Amanda Black proves her star power
Stardom, like genius, is fairly easy to recognise but almost impossible to define.
All we know is that it exists by public consent.
When a sufficient number of customers decide that a performer is a star by buying their music, then she or he is a star.
That theory seem to be true for the Eastern Cape music sensation Amanda Antony, known to her fans as Amanda Black.
The 2015 Idols top 10 contestant, who has dropped her debut album, has proven she has that star quality.
Her album, Amazulu, was released three weeks ago and it has gone platinum, selling more than 40000 copies.
To reach platinum status, an artist needs to sell 40000 copies.
With the industry hard hit by music piracy, for any musician to sell 20000 copies is a feat.

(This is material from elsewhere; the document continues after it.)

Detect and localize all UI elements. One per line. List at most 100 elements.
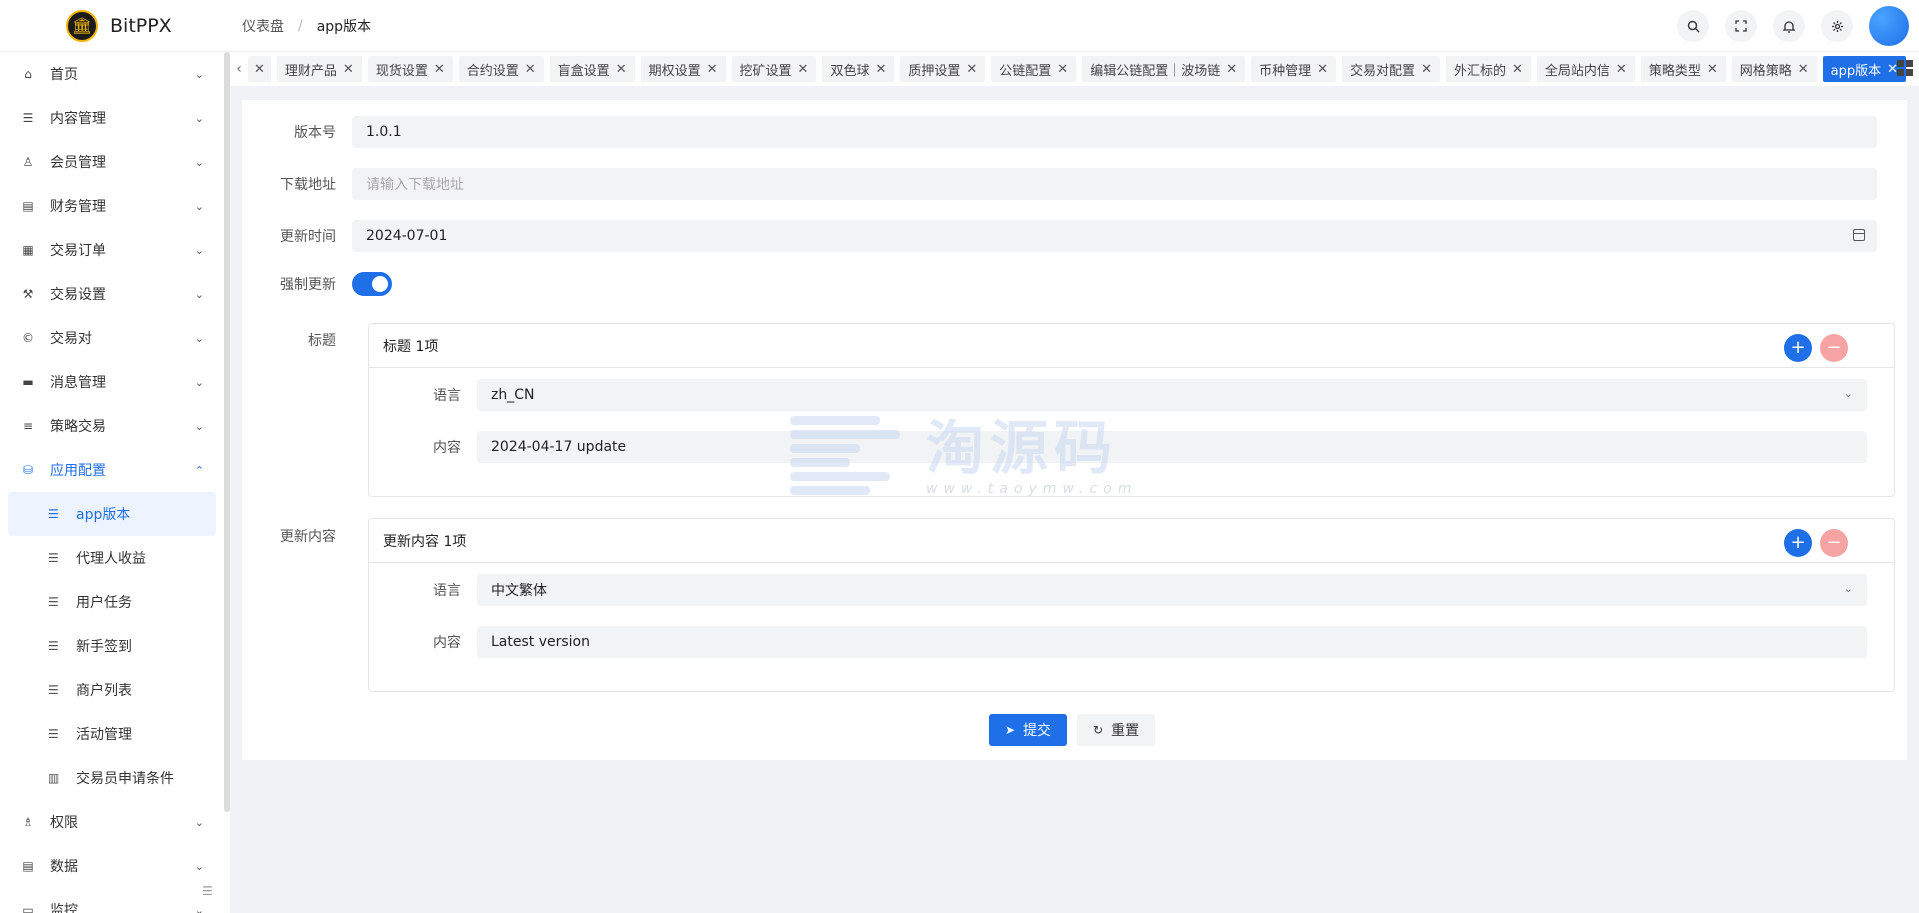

Black joins a special league of Eastern Cape singers who have broken record sales in recent years, Zahara and Nathi Mankayi.
The newcomer born in Gcuwa, but raised in Port Elizabeth in the Eastern Cape, is on cloud nine.
She says her CD's success in just a month of release was due to hard work by her and her team.
"Wow! I am still overwhelmed by the performance of the album. We did not expect it to come to this so early, but I had hope," Black says.
"I can say our hard work has finally paid off. I still cannot believe that people have embraced my music this way. My parents and grandparents are the biggest fans."
When the 22-year-old went to the studio she had one thing in her mind, to create a unique sound that defines her.
For Black, whose professional career started this year, everything still seems unreal.
But, she is sure of one thing, that she is where she always wanted to be.
"This whole experience is surreal for me. I am living my dream. Ambitiouz Entertainment saw something in me that I am yet to discover.
"I've always believed that talent can take you so far and a great team can take that further. I'm blessed to be living my dream.
"And now the real hard work begins as I build from this point onwards."
The songwriter and guitarist prefers to define her sound as Afro-soul fused with hip-hop, a bit of blues and R&B. Her lyrics are in Xhosa and English.
Amazulu, the title track, is a fusion of African-inspired beats with soul music and strong lyrical content with a powerful voice that makes this song a hit in its own category in the industry.
"In this album we have taken the creativity to another level. If you listen to Amazulu, I used a hip-hop beat and it worked well.
"The album is inspired by different sounds because of the music I listened to when I was growing up. I used to like the music of the late Whitney Houston.
"I have tried to fuse digital and live sounds."
For the offering she worked with a team of young and talented songwriters and producers, such as Sjava and Lunatik, who produced K.O's famous song Caracara, and Ameni, featuring Ms Pru, Fifi Cooper and Emtee among others.
In the new album she also used the songwriting skills of people like Crister Kobedi and Flame.
"My songs are about my feelings. The inspiration depends on how I feel that day.
"The process of writing is a very spiritual and emotional process for me," Black says. "Sometimes I sit down with my guitar and the lyrics will start flowing. Some of the songs are guided by the beat."
Black who made it to the Idols Top 7 last year, began singing while in preschool.
Her friends recently reminded her how she sang a song called Umam'uyajabula everyday when she came back from preschool.
It was only at the age of 12 she started publicly performing, taking part in a talent search and performing.
At the age of 16, her mother bought her a guitar, whose strings she broke from time to time as she struggled with her playing lessons.
Black studied music education at Nelson Mandela Metropolitan University in Port Elizabeth, where she majored in opera.
She graduated in April last year, and began writing her music.
"I remember at the age of six I was performing at family events. It was easy for me to choose music as a career because I have been doing this since I was young."